The Tata Trusts board meeting on Friday could informally discuss this option, though it is not in the formal agenda that is focused on additional funding for philanthropic work. The final decision will of course have to be taken by the Tata Sons board, but the Trusts have a significant say over the decisions made by Tata Sons. The board meeting is being held in the backdrop of tension among the trustees over governance and decision-making issues.

The SP group has been battling debt issues – Rs 30,000 crore at last count – and has been demanding an exit for quite some time. The Tatas, however, have been opposed to listing of Tata Sons, which led to simmering tensions between the two sides. A partial exit, sources said, would be a good option for both sides.

Another possible mechanism to resolve the dispute will be for Tata Sons to buy back its shares in case there is no listing. But it is a time consuming process.

Ahead of the annual general meeting on August 14 this year, Tata Sons chairman N Chandrasekaran had met Shapoor Mistry, the chairman of the SP group, to discuss the way forward. This was immediately after the Noel Tata-led Tata Trusts directed the Tata Sons chairman to consider all options so that the holding company of the Tata group stays private. The Trusts also asked him to facilitate SP group’s exit from the group. There have been several rounds of talks between the two since then on a viable route.

The talks have of late gained pace after the Reserve Bank of India made it clear that it is not opposed to Tata Sons’ request for deregistration of its upper layer non-banking financial company (NBFC) status, provided Tata Trusts, which owns 66.8% stake in Tata Sons, and the SP group, which is the second largest shareholder in the conglomerate, present a unified face on keeping Tata Sons as a private entity. The regulatory deadline for upper layer NBFCs to go public has already expired, but the regulator is believed to be open to giving some more time to both the parties to come to a unanimous decision on the issue. “If both of them agree to Tata Sons not going private and seek withdrawal of the NBFC tag, the RBI would have no problem.

Tata Sons has sought relaxation from the listing norms on the ground that as a private limited company, it is not obliged to comply with the RBI’s listing guidelines.

Tata Sons has already met almost all the regulatory conditions to remain an unlisted company.
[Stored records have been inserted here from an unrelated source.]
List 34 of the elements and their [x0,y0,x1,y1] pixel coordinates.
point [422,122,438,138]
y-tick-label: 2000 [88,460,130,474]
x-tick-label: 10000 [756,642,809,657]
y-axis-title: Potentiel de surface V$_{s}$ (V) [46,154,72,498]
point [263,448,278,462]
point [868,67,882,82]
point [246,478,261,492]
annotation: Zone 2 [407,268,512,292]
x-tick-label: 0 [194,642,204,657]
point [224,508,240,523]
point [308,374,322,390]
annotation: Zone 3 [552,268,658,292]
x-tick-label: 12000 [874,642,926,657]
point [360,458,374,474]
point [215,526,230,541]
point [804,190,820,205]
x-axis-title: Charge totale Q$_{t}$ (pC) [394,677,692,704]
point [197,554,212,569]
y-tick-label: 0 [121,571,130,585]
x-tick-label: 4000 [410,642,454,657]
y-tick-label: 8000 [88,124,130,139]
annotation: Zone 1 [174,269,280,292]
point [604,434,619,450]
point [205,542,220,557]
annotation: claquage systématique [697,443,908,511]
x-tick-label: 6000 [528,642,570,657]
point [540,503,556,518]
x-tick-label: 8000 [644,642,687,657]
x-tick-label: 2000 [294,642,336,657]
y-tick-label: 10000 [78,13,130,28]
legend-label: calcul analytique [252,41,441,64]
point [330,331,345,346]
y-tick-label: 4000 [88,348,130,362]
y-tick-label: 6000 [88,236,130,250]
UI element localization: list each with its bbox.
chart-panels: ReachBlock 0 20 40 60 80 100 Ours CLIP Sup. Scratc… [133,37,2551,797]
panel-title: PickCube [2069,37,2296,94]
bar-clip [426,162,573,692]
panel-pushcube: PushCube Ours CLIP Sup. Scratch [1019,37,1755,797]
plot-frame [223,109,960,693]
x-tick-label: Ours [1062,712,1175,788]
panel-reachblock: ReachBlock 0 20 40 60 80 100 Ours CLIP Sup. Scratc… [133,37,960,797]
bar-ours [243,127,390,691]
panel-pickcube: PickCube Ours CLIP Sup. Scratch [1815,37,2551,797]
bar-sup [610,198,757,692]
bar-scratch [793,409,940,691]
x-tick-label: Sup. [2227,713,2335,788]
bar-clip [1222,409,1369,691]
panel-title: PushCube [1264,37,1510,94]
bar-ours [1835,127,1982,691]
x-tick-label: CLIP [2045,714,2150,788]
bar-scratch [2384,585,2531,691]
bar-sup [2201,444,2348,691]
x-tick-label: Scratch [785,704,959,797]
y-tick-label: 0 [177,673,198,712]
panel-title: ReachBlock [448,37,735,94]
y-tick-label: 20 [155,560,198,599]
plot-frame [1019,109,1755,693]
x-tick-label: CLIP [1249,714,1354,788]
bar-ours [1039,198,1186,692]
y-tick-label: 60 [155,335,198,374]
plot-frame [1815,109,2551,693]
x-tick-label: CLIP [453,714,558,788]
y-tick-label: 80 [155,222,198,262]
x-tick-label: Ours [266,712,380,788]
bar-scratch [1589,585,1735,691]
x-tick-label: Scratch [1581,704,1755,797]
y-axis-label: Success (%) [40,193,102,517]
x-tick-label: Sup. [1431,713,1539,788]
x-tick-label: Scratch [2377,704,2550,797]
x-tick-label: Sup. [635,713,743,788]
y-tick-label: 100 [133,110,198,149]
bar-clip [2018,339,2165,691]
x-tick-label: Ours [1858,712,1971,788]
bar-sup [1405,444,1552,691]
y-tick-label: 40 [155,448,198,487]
In August 2024, it surrendered its NBFC licence after paying back all its debt and turned a cash-positive company by March 2024—the most important criterion to be private company under the RBI norms for large non-banks. Tata Sons had repaid over Rs 20,300 crore in debt between March 2023 and March 2024, leaving only a small amount of non-convertible debentures and preference shares, and thus meeting one of the main conditions to remain a private, closely-held company, which provides it with greater strategic flexibility and control over its operations.